Sunday, November 15, 2009

Cream of Mushroom Soup, v. 1

I was going to post a Green Bean Casserole Cook-off Challenge for Thanksgiving. But it's just over a week away (!), which seems not nearly enough time. So I'll post a few versions & you can all just pick whichever one looks the most promising for your family. Or have your own cook-off & post your results in the comments! :)



I came across this recipe, and it seemed like it'd work for my family without too many subs. And I had pretty much everything on-hand...huge plus.

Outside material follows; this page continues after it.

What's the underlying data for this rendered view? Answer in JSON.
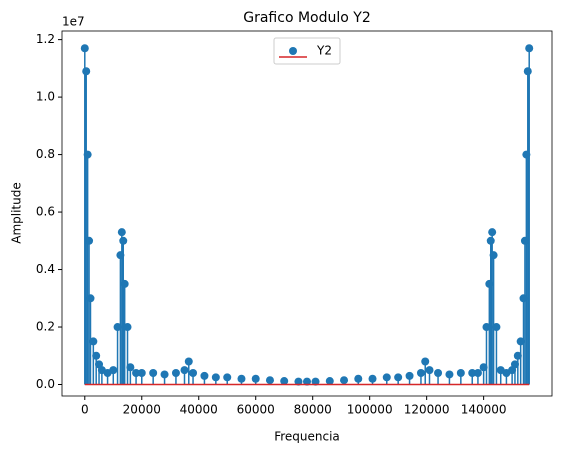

You can sub this in for just the soup in the traditional green bean casserole recipe or you can replace the whole recipe, depending on your needs.

Cream of Mushroom Soup
EVOO or GSO, for sauteing
1 lb mushrooms of choice (I thought this was about 2x the necessary amount but it tasted good...just too lumpy for my own preferences)
6 Tbs butter or sub (I used palm oil shortening. Might be able to sub in oil as well.)
2 c chicken/vegetable broth
2 c whole milk (or other safe milk...I used oat)
6 Tbs safe flour (sweet/brown rice flour recommended in original recipe, but I used potato starch just for fun. See notes below.)
1 tsp dry mustard
1/2 tsp garlic powder
dash cayenne pepper (optional, for a bit of a kick)
salt & pepper, to taste

Saute mushrooms in olive or grapeseed oil and set aside.

Melt butter or butter sub in a large saucepan. After butter has started to bubble, add flour to make a roux. Then add spices. (Feel free to tweak the spices in this recipe to suit your tastes.) Once the roux has cooked/bubbled for a few minutes, add milk and broth. Whisk over medium heat until the sauce thickens.

Once the sauce has thickened to desired consistency, add the sauteed mushrooms. Serve hot or use for green bean casserole.

My notes:
When I added the potato starch, I thought I had ruined the soup. It didn't mix in well and seemed stiff and sticky and I was pretty sure it was going to permanently bond to the saucepan. Kept going anyway. (I'm a little stubborn like that, sometimes.) Took quite a bit of whisking, but I finally got it to sort of blend and it did actually thicken like it should when the oat milk & broth went in. Yay!

I was making this while also making that night's dinner so I 1) am lacking pictures aside from the sauteed mushrooms (hopefully will add some next time I make it) and 2) stuck it in the fridge and ate it the next night instead of eating it fresh OR using it in casserole. Since I just had mouth surgery and still cannot chew, I also stuck it into the blender and smoothed out all the mushroom lumps.

If you like mushrooms, you'll probably really like this recipe as is. I like mushroom flavor but the texture skeeves me out. So the blending thing worked out great for me and I really enjoyed the smoooth, mushroomy-tasting soup. I find most canned mushroom soups a bit bland, so this was a nice change. Not strong at all (bring on the picky kids/husbands!) but a richer, deeper flavor than you might be used to. When (yes, when) I make this again, I think I'll leave a few small mushroom pieces out of the blending to be added in at the end.

1 comment:

  1. I can't wait to try this! I think I will use the potato starch too, since I think rice flour can be a bit grainy sometimes.